The right EHR can solve multiple process improvement goals at once. Choose an EHR, such as ChartPath, that is built for rounding. You get real-time documentation so you spend less time chasing paperwork and experience fewer payment delays. Your patients also get timely care. 

Our EHR also connects with billing and payment systems. You can automate billing, capture charges based on EHR data, validate claims, and receive prompts when you’re not in compliance. 

Role-based task flows keep you from having to duplicate information, and dashboarding and analytics offer timely feedback for data-driven care plans and operational strategies. 

Case in Point: What Better Looks Like

ChartPath has worked with multiple providers like you to improve efficiency and revenue with one solution. One client used our revenue cycle management solutions, and their denial rate dropped by 25% in 90 days. Imagine what you could do with that extra time and revenue. 
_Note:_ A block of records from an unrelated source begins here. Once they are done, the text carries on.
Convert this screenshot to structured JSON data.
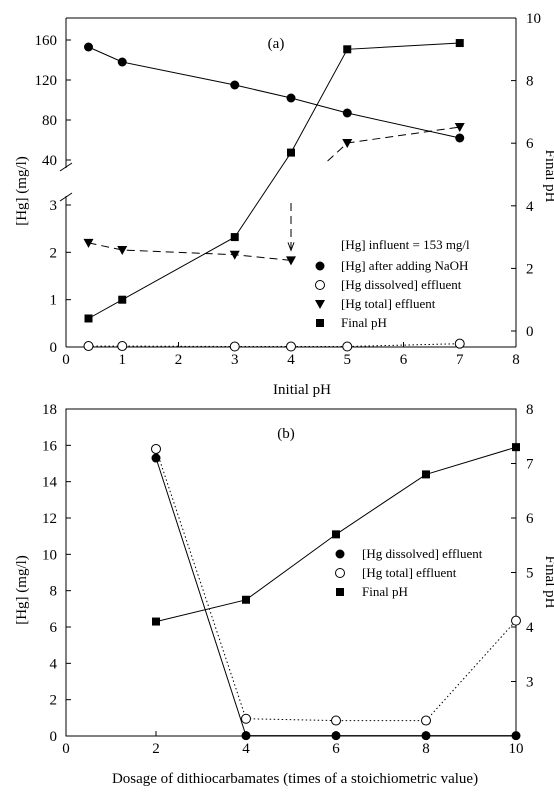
{
  "chart_data": [
    {
      "type": "line",
      "panel_label": "(a)",
      "xlabel": "Initial pH",
      "ylabel_left": "[Hg] (mg/l)",
      "ylabel_right": "Final pH",
      "xlim": [
        0,
        8
      ],
      "x_ticks": [
        0,
        1,
        2,
        3,
        4,
        5,
        6,
        7,
        8
      ],
      "y_left_axis": "broken",
      "y_left_lower_range": [
        0,
        3
      ],
      "y_left_lower_ticks": [
        0,
        1,
        2,
        3
      ],
      "y_left_upper_range": [
        40,
        160
      ],
      "y_left_upper_ticks": [
        40,
        80,
        120,
        160
      ],
      "y_right_range": [
        0,
        10
      ],
      "y_right_ticks": [
        0,
        2,
        4,
        6,
        8,
        10
      ],
      "annotation": "[Hg] influent = 153 mg/l",
      "legend_position": "right",
      "grid": false,
      "series": [
        {
          "name": "[Hg] after adding NaOH",
          "marker": "filled-circle",
          "line": "solid",
          "axis": "left",
          "x": [
            0.4,
            1,
            3,
            4,
            5,
            7
          ],
          "y": [
            153,
            138,
            115,
            102,
            87,
            62
          ]
        },
        {
          "name": "[Hg dissolved] effluent",
          "marker": "open-circle",
          "line": "dotted",
          "axis": "left",
          "x": [
            0.4,
            1,
            3,
            4,
            5,
            7
          ],
          "y": [
            0.02,
            0.02,
            0.01,
            0.01,
            0.01,
            0.07
          ]
        },
        {
          "name": "[Hg total] effluent",
          "marker": "down-triangle",
          "line": "dashed",
          "axis": "left",
          "x": [
            0.4,
            1,
            3,
            4,
            5,
            7
          ],
          "y": [
            2.2,
            2.05,
            1.95,
            1.83,
            57,
            73
          ]
        },
        {
          "name": "Final pH",
          "marker": "filled-square",
          "line": "solid",
          "axis": "right",
          "x": [
            0.4,
            1,
            3,
            4,
            5,
            7
          ],
          "y": [
            0.4,
            1.0,
            3.0,
            5.7,
            9.0,
            9.2
          ]
        }
      ]
    },
    {
      "type": "line",
      "panel_label": "(b)",
      "xlabel": "Dosage of dithiocarbamates (times of a stoichiometric value)",
      "ylabel_left": "[Hg] (mg/l)",
      "ylabel_right": "Final pH",
      "xlim": [
        0,
        10
      ],
      "x_ticks": [
        0,
        2,
        4,
        6,
        8,
        10
      ],
      "ylim_left": [
        0,
        18
      ],
      "y_left_ticks": [
        0,
        2,
        4,
        6,
        8,
        10,
        12,
        14,
        16,
        18
      ],
      "ylim_right": [
        2.0,
        8
      ],
      "y_right_ticks": [
        3,
        4,
        5,
        6,
        7,
        8
      ],
      "legend_position": "right",
      "grid": false,
      "series": [
        {
          "name": "[Hg dissolved] effluent",
          "marker": "filled-circle",
          "line": "solid",
          "axis": "left",
          "x": [
            2,
            4,
            6,
            8,
            10
          ],
          "y": [
            15.3,
            0.02,
            0.02,
            0.02,
            0.02
          ]
        },
        {
          "name": "[Hg total] effluent",
          "marker": "open-circle",
          "line": "dotted",
          "axis": "left",
          "x": [
            2,
            4,
            6,
            8,
            10
          ],
          "y": [
            15.8,
            0.95,
            0.85,
            0.85,
            6.35
          ]
        },
        {
          "name": "Final pH",
          "marker": "filled-square",
          "line": "solid",
          "axis": "right",
          "x": [
            2,
            4,
            6,
            8,
            10
          ],
          "y": [
            4.1,
            4.5,
            5.7,
            6.8,
            7.3
          ]
        }
      ]
    }
  ]
}
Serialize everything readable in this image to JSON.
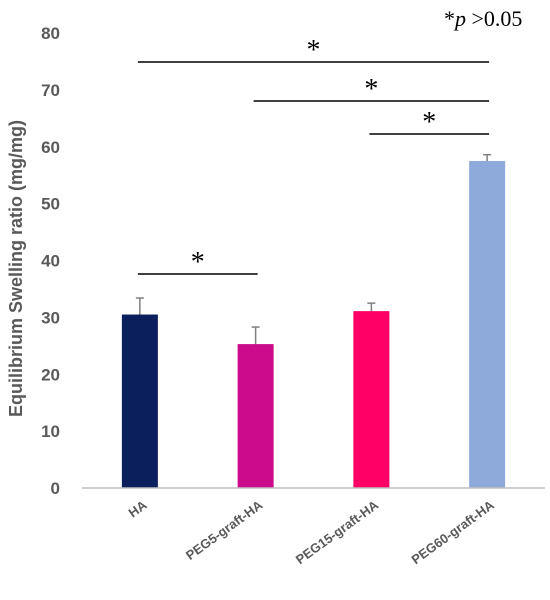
{
  "chart_data": {
    "type": "bar",
    "categories": [
      "HA",
      "PEG5-graft-HA",
      "PEG15-graft-HA",
      "PEG60-graft-HA"
    ],
    "values": [
      30.5,
      25.3,
      31.1,
      57.5
    ],
    "errors": [
      2.9,
      3.0,
      1.4,
      1.1
    ],
    "colors": [
      "#0a1f5c",
      "#cc0a8c",
      "#ff0066",
      "#8eaadb"
    ],
    "ylabel": "Equilibrium Swelling ratio (mg/mg)",
    "ylim": [
      0,
      80
    ],
    "yticks": [
      0,
      10,
      20,
      30,
      40,
      50,
      60,
      70,
      80
    ],
    "grid": false,
    "significance": [
      {
        "from": "HA",
        "to": "PEG60-graft-HA",
        "label": "*"
      },
      {
        "from": "PEG5-graft-HA",
        "to": "PEG60-graft-HA",
        "label": "*"
      },
      {
        "from": "PEG15-graft-HA",
        "to": "PEG60-graft-HA",
        "label": "*"
      },
      {
        "from": "HA",
        "to": "PEG5-graft-HA",
        "label": "*"
      }
    ],
    "annotation": {
      "star": "*",
      "p": "p",
      "rest": " >0.05"
    }
  }
}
Getting Started With ChartPath: Build Your Healthcare Process Improvement Plan

Make your practice more efficient by using a PDSA or Lean model. Start by collecting data that showcases your areas of improvement. This includes billing metrics, such as DSO and claim denials, along with patient satisfaction scores, patient wait times, employee satisfaction, and average length of stay. 

Once you’ve identified your own bottlenecks and redundancies, look for technology, such as ChartPath’s EHR, to address them. ChartPath offers AI-powered EHR, an automations marketplace, and other process improvement tools in healthcare. 

Because our systems interact, you get a whole-facility solution in one easy package, fixing your most pressing challenges in a sustainable, long-term way.